私は今一度語った。桜木の同情からくる晴子への気遣いは全てお節介でしかないこと。そう流川も暗に言っていたこと。そしてどうしたらいいのか、それも水戸が答えていたこと。桜木は大人しく頷いていた。
「つまり流川のこた無視して、俺は俺の気持ちを伝えることだけ考えりゃいいのか。うん、うーむ……ハァァァでもなぁ……」
頭をぐしゃぐしゃに抱え込む桜木の不安は優に察することができる。長らく流川に片思いしていた彼女が唐突な告白で靡くか……正直難しいところニャ。
「ニャんて告白するつもりニャ?」
「そ……そりゃぁ男らしく……いや、普通に、『好きです。お付き合いして下さい』だろ?」
肝心なところを流川よりボソボソと呟いたわけだが、正解は少し違う気がした。
「私が思うに、お付き合いというつまり相手からの想いも求めるということは、相手もそれだけ負担を抱くわけニャ。お付き合いするか判断せニャならニャい。そして返事をせニャならニャい。真面目な子なら尚更、真剣に悩んだ上になるべく早く返事をしニャきゃとそれはそれは抱え込むはずニャ」
「なるほど……って、俺の告白はそんな迷惑かよ!」
「それこそ相手によるニャ」
「んまあ、確かに……晴子さんの気持ち考えんの忘れてた。負担になったらどうすんべ……」
「伝えるのはあくまで好意なんだから、迷惑ってわけでもないニャ。でもそうやって相手の気持ちを考えればもう答えは出るニャ」
「わかったようなわかんねぇような……まあいい。なんとかやってみる」
そう言って、頼もしく立ち上がった桜木へ最後にもう一つ。
「もう一回しゃがむニャ」
なんだ? と素直にしゃがんだ桜木の、覗き込んできたその顔に、その片頬に、右前脚を振りかざした私は思いっきりビンタした。
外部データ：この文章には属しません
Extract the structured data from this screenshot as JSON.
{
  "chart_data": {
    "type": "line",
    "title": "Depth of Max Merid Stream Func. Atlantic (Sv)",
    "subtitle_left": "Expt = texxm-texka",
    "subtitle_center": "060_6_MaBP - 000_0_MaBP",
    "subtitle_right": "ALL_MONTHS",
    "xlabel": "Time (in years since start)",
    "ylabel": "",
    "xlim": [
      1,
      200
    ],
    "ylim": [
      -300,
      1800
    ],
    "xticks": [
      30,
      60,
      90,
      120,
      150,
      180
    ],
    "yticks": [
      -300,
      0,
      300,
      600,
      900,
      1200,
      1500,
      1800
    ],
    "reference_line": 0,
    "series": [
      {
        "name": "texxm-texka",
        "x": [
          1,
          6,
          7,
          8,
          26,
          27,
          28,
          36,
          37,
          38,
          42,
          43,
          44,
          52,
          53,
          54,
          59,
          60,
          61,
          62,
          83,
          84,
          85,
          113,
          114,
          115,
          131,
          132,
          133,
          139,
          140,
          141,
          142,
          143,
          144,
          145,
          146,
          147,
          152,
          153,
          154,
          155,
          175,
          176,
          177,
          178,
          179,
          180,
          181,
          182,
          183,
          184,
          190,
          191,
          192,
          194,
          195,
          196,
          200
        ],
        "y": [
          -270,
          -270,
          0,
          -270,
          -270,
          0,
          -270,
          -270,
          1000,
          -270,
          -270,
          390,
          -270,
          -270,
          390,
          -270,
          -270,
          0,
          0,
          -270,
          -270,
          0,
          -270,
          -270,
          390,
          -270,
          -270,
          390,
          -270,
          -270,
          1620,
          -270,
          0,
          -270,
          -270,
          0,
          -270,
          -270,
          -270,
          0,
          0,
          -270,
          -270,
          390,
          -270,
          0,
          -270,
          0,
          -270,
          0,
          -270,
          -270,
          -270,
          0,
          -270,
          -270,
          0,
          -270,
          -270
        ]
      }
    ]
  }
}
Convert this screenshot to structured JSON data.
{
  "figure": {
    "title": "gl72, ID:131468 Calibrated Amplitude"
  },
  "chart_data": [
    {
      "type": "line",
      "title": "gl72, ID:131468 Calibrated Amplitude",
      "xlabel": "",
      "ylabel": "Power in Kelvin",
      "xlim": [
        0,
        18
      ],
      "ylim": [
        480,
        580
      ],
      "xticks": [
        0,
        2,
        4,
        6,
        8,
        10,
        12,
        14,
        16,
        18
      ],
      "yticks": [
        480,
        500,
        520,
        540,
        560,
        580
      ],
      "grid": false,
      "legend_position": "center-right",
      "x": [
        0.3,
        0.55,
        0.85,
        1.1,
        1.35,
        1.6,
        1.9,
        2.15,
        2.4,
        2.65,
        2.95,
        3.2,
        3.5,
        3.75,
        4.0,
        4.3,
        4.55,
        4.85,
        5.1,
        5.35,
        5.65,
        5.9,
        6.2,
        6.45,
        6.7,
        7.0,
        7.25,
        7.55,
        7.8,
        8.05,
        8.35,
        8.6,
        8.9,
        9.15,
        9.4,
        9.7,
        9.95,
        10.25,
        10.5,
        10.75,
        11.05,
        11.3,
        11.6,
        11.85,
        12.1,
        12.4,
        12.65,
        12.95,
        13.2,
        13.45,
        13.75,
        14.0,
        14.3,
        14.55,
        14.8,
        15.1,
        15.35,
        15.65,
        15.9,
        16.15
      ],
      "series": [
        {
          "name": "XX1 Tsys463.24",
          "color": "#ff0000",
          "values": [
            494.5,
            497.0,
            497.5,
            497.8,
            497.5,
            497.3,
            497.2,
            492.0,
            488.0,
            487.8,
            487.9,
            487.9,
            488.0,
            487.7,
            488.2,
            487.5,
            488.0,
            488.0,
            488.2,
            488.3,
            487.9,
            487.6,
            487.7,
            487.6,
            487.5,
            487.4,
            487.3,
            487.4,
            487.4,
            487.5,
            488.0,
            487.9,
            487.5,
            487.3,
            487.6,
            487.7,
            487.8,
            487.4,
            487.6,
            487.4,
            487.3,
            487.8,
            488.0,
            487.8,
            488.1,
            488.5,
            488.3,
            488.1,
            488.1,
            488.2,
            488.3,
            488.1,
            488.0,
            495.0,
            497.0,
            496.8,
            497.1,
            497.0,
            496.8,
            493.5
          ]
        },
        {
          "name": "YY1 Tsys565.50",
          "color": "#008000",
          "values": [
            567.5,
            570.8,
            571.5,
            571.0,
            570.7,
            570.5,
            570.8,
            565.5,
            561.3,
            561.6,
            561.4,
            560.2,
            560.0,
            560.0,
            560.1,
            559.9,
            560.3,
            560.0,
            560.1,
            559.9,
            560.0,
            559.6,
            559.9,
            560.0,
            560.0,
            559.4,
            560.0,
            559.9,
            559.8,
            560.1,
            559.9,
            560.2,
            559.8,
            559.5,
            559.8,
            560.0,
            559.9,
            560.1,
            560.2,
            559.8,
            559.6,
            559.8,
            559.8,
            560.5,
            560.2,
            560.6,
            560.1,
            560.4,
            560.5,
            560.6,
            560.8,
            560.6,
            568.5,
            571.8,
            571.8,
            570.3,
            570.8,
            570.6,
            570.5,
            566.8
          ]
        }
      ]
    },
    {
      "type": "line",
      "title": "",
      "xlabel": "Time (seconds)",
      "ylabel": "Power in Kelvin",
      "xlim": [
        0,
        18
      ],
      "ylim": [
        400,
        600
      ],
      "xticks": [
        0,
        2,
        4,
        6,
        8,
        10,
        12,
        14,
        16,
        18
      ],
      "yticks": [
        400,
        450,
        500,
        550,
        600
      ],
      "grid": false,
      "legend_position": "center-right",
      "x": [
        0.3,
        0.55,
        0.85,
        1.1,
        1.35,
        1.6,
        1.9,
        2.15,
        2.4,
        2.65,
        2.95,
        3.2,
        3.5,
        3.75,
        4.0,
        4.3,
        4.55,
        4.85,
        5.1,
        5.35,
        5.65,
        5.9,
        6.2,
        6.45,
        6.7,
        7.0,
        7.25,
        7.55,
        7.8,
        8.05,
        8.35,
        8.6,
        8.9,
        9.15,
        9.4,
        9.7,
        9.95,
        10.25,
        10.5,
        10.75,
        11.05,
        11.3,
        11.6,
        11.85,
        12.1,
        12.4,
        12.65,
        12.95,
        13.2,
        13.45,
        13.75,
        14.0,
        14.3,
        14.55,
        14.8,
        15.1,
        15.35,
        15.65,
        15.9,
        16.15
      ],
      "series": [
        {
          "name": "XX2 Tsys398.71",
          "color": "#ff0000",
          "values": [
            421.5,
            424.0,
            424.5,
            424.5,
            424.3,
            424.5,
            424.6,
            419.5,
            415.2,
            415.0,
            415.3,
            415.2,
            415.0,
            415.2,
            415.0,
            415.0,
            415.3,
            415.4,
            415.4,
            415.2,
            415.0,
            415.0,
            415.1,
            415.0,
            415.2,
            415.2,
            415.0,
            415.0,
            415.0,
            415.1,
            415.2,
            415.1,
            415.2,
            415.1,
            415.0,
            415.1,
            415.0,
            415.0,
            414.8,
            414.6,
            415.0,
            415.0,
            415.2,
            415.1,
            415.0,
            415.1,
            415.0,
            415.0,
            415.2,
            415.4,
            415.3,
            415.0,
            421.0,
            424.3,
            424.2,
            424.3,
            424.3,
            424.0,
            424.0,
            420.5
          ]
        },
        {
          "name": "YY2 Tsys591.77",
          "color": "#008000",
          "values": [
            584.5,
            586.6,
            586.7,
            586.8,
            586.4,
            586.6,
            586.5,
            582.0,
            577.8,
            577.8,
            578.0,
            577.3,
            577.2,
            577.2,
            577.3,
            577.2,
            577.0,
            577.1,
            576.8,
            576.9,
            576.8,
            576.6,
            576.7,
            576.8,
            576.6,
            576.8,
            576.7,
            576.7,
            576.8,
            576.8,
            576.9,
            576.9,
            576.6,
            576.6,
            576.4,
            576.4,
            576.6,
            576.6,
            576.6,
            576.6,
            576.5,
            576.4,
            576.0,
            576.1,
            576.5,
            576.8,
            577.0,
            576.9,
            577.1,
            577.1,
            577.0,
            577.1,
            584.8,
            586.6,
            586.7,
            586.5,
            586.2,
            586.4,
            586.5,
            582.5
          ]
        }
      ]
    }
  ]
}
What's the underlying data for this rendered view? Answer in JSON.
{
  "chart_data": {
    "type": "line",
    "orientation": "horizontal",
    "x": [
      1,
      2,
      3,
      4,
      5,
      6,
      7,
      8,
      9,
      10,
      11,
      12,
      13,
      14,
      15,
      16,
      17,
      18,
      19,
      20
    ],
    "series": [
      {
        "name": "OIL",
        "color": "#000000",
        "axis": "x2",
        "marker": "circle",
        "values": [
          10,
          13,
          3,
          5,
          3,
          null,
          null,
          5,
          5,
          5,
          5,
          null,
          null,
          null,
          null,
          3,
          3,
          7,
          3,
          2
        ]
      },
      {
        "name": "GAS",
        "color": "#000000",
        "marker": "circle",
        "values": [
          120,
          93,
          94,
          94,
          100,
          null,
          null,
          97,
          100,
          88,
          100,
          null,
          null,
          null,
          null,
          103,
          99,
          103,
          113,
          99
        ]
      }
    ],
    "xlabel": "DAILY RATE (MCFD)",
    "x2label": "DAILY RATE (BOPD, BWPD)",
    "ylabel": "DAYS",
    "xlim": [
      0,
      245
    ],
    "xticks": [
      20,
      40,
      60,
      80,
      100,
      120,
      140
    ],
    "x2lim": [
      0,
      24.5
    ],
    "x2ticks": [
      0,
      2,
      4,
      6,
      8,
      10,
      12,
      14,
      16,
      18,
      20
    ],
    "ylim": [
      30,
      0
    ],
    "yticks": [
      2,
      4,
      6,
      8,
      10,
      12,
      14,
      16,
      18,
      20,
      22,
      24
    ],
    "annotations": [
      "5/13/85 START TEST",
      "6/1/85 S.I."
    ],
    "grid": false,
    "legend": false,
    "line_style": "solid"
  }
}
「な……なななななんだ貴様! ここに来てケンカ売ってんのか? テメェ猫の分際でこの桜木に何しやがる! まあ、猫如きのビンタなど大して痛くもねぇがな。ただなんのつもりか説明しろこのチビ助!」
その通り、爪を引っ込めただけのただの肉球ビンタなのだから痛みなどないはず。
「ただの景気付けニャ。それに女の子のビンタに比べたら、雌のビンタなんてなんでもないニャ」
「ん? お前メスか。ガキだからさっぱりわかんねぇな。ま、いっか。それよりもう帰る」
再び立ち上がった桜木が私に背を向け、脇腹に付いた流川の足跡を払いながらぶっきらぼうに礼を言った。
「世話んなったな。ぶたれて礼なんか言いたかねーけど、なんか吹っ切れたっつーか、いい加減ケリ付ける気んなったぜ。サンキューな」
片頬に触れて、ニヤッと笑って、そして時間だ急がなきゃと慌ただしく、とうとうここを去っていった。
点々と灯る街灯が徐々に彼の背中を小さくして、角を曲がって消えるまでの間、見送った私は不思議な気持ちに覆われていた。
桜木にここまでするつもりはなかった。しかし数時間を共にして、彼のバスケと人に対する情熱に触れ、その度に心を揺さぶられ、気付けば言葉を交わしていた。ほんの僅かな時間にしてすっかり心が通った気がした。次に会った時には気軽に声を掛け合えるような、晴れやかな心が今もここに留まる。これもまた、人の魅力を一つだと思う。
頭上のカラリという音を聞いて見上げれば、それは203号室のベランダから。私は飛ぶ勢いで開いた窓に駆け込んでいった。